Дунаев оценил деликатность нового знакомого, доверчиво улыбнулся:
— Подпаском ходил за мирской скотиной… А пастух был наполовину грамотный, из отставных солдат…
— Постой, постой, — Федор Афанасьевич придвинулся еще ближе, — как же так — грамотный наполовину?
— Обыкновенно, читать разумел, а писать не мог… Он и меня за два лета читать научил, а писать-то я совсем недавно приспособился…
— Ну и что же тут зазорного? — Афанасьев положил ладонь на крепко сжатый кулак Евлампия. — Хорошо, что приспособился, еще лучше, что сам… Стало быть, парень упорный. На такого можно положиться!
— В чем положиться? — опять нахмурился Дунаев.
— Вообще, — уклонился Афанасьев от прямого ответа и поднял глаза на Балашова. — Врагов у нашего брата много… Начиная с самого верху до самого низу — везде супостаты…
Ребята переглянулись. Слишком уж прозрачный намек на царя — боязно. Видать, умный бородач этот, и на доверие вызывает, но как знать, что у него там, за стеклышками на глазах?
— Вот у тебя, парень, кто самый страшный враг? — спросил Федор Афанасьевич Дунаева. — Ты подумай, подумай… Начинай вспоминать с маленького. Сколько над тобой погонщиков разных, притеснителей? Ну, сказывай.
— Самый страшный мой враг — родитель богом данный, чтоб ему на том свете угольком подавиться! — Дунаев скрипнул зубами, — Страшнее врага не было….
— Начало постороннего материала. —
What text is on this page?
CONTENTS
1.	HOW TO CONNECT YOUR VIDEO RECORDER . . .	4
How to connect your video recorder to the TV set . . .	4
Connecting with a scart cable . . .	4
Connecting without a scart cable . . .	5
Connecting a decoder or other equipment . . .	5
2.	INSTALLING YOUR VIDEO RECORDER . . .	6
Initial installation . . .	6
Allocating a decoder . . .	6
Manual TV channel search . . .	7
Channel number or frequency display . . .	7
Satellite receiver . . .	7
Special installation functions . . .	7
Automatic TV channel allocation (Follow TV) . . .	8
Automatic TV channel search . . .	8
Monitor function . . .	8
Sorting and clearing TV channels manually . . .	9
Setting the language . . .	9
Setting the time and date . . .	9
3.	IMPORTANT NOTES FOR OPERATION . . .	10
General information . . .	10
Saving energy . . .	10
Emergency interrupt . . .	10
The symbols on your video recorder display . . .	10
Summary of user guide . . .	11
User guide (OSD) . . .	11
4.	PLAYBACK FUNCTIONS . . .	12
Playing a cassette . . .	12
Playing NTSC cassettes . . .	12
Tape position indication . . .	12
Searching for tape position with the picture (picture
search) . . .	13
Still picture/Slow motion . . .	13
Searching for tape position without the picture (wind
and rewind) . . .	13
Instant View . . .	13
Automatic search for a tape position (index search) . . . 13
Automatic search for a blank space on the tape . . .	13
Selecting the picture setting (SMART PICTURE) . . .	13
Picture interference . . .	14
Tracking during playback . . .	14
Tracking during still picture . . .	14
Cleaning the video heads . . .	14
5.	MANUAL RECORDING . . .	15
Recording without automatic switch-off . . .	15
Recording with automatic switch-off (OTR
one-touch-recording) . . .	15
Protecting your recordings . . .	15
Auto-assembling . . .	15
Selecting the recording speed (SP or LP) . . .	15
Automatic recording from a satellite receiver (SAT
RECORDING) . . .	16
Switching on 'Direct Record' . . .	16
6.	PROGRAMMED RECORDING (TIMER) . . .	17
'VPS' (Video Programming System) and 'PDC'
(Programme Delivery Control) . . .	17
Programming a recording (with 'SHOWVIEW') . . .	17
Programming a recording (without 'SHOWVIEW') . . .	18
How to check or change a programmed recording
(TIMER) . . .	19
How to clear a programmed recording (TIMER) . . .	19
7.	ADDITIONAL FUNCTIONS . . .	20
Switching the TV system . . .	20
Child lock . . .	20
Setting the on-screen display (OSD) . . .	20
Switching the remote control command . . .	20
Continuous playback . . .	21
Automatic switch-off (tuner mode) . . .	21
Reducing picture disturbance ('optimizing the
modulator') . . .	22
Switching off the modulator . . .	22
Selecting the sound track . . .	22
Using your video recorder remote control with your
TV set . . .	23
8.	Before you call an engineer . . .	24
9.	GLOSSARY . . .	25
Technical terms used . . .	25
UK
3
Федор Афанасьевич, не ожидавший такого поворота, слегка онешил, недоуменно взглянул на Балашова. Семен кивнул головой — дескать, правду Дунаев говорит. Евламлий потянулся к графину, налил стопку, махом выпил. И, не закусив, повел речь:
— Мать умерла, мне трех лет не было. Родитель все с себя пропил, ни дня трезвым не жил… Колотил меня смертным боем, и все больше по голове… А когда семь лет исполнилось, чуть совсем не решил. Голодный, я допросил хлеба. Он пришел злой, пьяный. Схватил и по морозу босого, раздетого… Поначалу-то я хныкал, ничего понять не мог, а когда стал меня в прорубь запихивать, тут уж заорал во все горло. Кричу благим матом, а он под лед меня, под лед норовит… И молча эдак. — Евлампий снова наполнил стопку и снова единым глотком опустошил. — Хорошо, люди мимо проходили, услыхали крик. Родитель-то увидел прохожих, бросил меня — и тягу… Я уж и не помню, кто спасители мои. Вытащили из проруби, завернули в полушубок, отнесли домой. И родителя догнали… Помню, спрашивают, ты что же, стервец, родного сына в проруби топишь? А он, думаете, каяться начал? Куда там! Жить, говорит, мешает. Корми его, говорит, корми, а толку никакого. Потом плакать стал, в грудь себя колотит, в ноги людям бросился, чтобы в полицию не вели… Вот он какой, враг-то мой самый страшный. С тех пор и живу я без дома, скитаюсь…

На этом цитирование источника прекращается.